Polaris 2017

The Polaris Project is thrilled to announce that we’re back! After a year-long funding gap curtailed operations following seven straight years in the Siberian Arctic, the Polaris Project will once again be advancing scientific understanding of the changing Arctic, training the next generation of Arctic scientists, and engaging the public and decision makers using the example of the Arctic to captivate, educate, and inform.

Max and the Polaris faculty worked in the Yukon-Kuskokwim Delta in June 2016.

Max and the Polaris faculty worked in the Yukon-Kuskokwim Delta in June 2016.

 

The big change is that our annual research expedition will now target the Yukon–Kuskokwim Delta in Alaska, a remarkably significant and vulnerable environment due to its relatively “warm” permafrost and vast stores of ancient organic carbon.

The tundra is transformed into a patchwork of colors by fire--black patches show where the lichens and moss have burned away. Yukon delta, Alaska.

The tundra is transformed into a patchwork of colors by fire–black patches show where the lichens and moss have burned away. Yukon delta, Alaska.

 

The 2017 expedition will launch in late June and extend most of the way through July. In addition to the time spent at a remote tundra field camp, the group will also spend ~2 weeks at the Woods Hole Research Center at the end of the trip, where participants will analyze samples and the resulting data, present their projects to the Woods Hole community, and prepare conference abstracts. Participants will also travel to Woods Hole for 2-3 days in spring 2017 for project orientation and safety training, and most of the group will reconvene at the American Geophysical Union conference in San Francisco in December.

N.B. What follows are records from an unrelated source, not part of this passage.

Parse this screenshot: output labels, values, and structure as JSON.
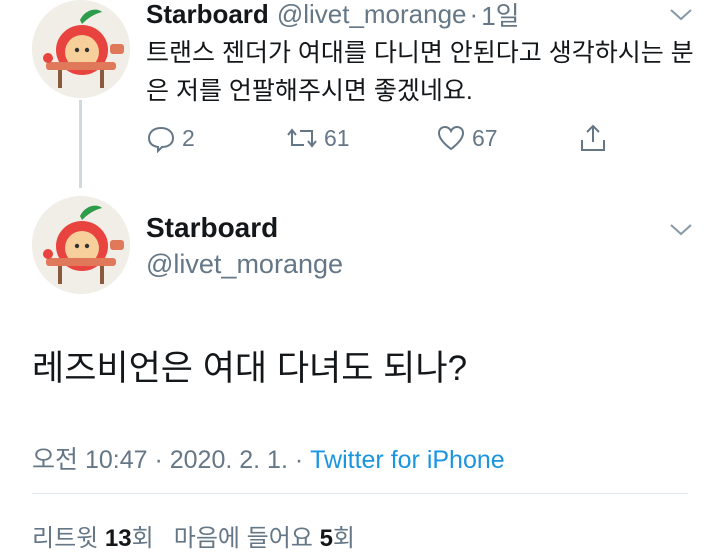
{
  "tweet1": {
    "name": "Starboard",
    "handle": "@livet_morange",
    "separator": "·",
    "time": "1일",
    "text": "트랜스 젠더가 여대를 다니면 안된다고 생각하시는 분은 저를 언팔해주시면 좋겠네요.",
    "reply_count": "2",
    "retweet_count": "61",
    "like_count": "67"
  },
  "tweet2": {
    "name": "Starboard",
    "handle": "@livet_morange",
    "text": "레즈비언은 여대 다녀도 되나?",
    "time": "오전 10:47",
    "date": "2020. 2. 1.",
    "separator": "·",
    "source": "Twitter for iPhone",
    "retweets_label": "리트윗",
    "retweets_count": "13",
    "retweets_unit": "회",
    "likes_label": "마음에 들어요",
    "likes_count": "5",
    "likes_unit": "회"
  },
  "icons": {
    "avatar": "apple-character-avatar",
    "menu": "chevron-down-icon",
    "reply": "reply-icon",
    "retweet": "retweet-icon",
    "like": "heart-icon",
    "share": "share-icon"
  },
  "colors": {
    "text": "#14171a",
    "muted": "#657786",
    "link": "#1b95e0",
    "divider": "#e1e8ed"
  }
}
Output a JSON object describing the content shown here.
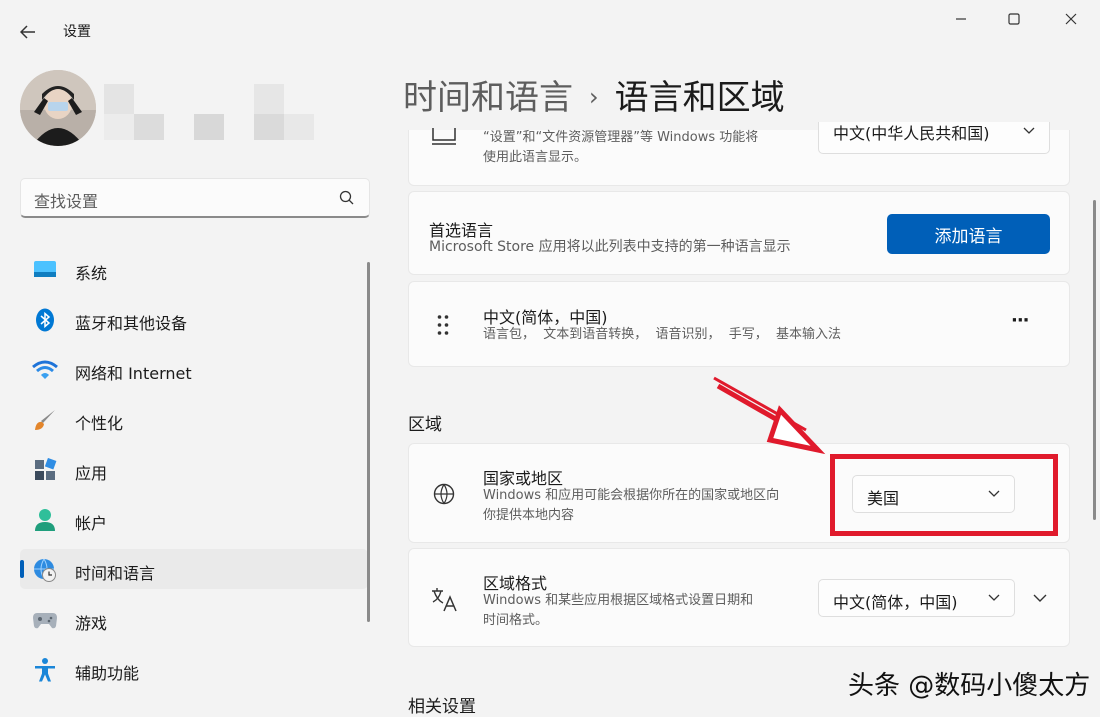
{
  "window": {
    "app_title": "设置"
  },
  "search": {
    "placeholder": "查找设置"
  },
  "sidebar": {
    "items": [
      {
        "label": "系统",
        "icon": "display-icon"
      },
      {
        "label": "蓝牙和其他设备",
        "icon": "bluetooth-icon"
      },
      {
        "label": "网络和 Internet",
        "icon": "wifi-icon"
      },
      {
        "label": "个性化",
        "icon": "brush-icon"
      },
      {
        "label": "应用",
        "icon": "apps-icon"
      },
      {
        "label": "帐户",
        "icon": "person-icon"
      },
      {
        "label": "时间和语言",
        "icon": "globe-clock-icon",
        "selected": true
      },
      {
        "label": "游戏",
        "icon": "gamepad-icon"
      },
      {
        "label": "辅助功能",
        "icon": "accessibility-icon"
      }
    ]
  },
  "breadcrumb": {
    "parent": "时间和语言",
    "separator": "›",
    "current": "语言和区域"
  },
  "display_language": {
    "desc_line1": "“设置”和“文件资源管理器”等 Windows 功能将",
    "desc_line2": "使用此语言显示。",
    "value": "中文(中华人民共和国)"
  },
  "preferred_language": {
    "title": "首选语言",
    "desc": "Microsoft Store 应用将以此列表中支持的第一种语言显示",
    "button": "添加语言"
  },
  "language_item": {
    "title": "中文(简体，中国)",
    "desc": "语言包，  文本到语音转换，  语音识别，  手写，  基本输入法",
    "more": "···"
  },
  "region": {
    "section_title": "区域",
    "country": {
      "title": "国家或地区",
      "desc_line1": "Windows 和应用可能会根据你所在的国家或地区向",
      "desc_line2": "你提供本地内容",
      "value": "美国"
    },
    "format": {
      "title": "区域格式",
      "desc_line1": "Windows 和某些应用根据区域格式设置日期和",
      "desc_line2": "时间格式。",
      "value": "中文(简体，中国)"
    }
  },
  "related": {
    "section_title": "相关设置"
  },
  "watermark": "头条 @数码小傻太方",
  "colors": {
    "accent": "#005fb8",
    "highlight": "#e01a2c"
  }
}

John Schade hauls a cooler of scientific equipment (or sausage?) from a float plane to the camp, Yukon delta, Alaska.

John Schade hauls a cooler of scientific equipment (or sausage?) from a float plane to the camp, Yukon delta, Alaska.

 

Approximately 12 students will be selected to participate in the 2017 Polaris Project, mainly undergraduate students but also 2-3 graduate students. Travel expenses will be covered and each student will also receive a stipend. We will recruit a diverse group of students, from Alaska and from around the country. We will also recruit two Visiting Faculty members, with at least one of the Visiting Faculty members coming from a minority serving institution.

Applications will be due January 15, 2017, but will be accepted at any time after the application instructions are posted in October.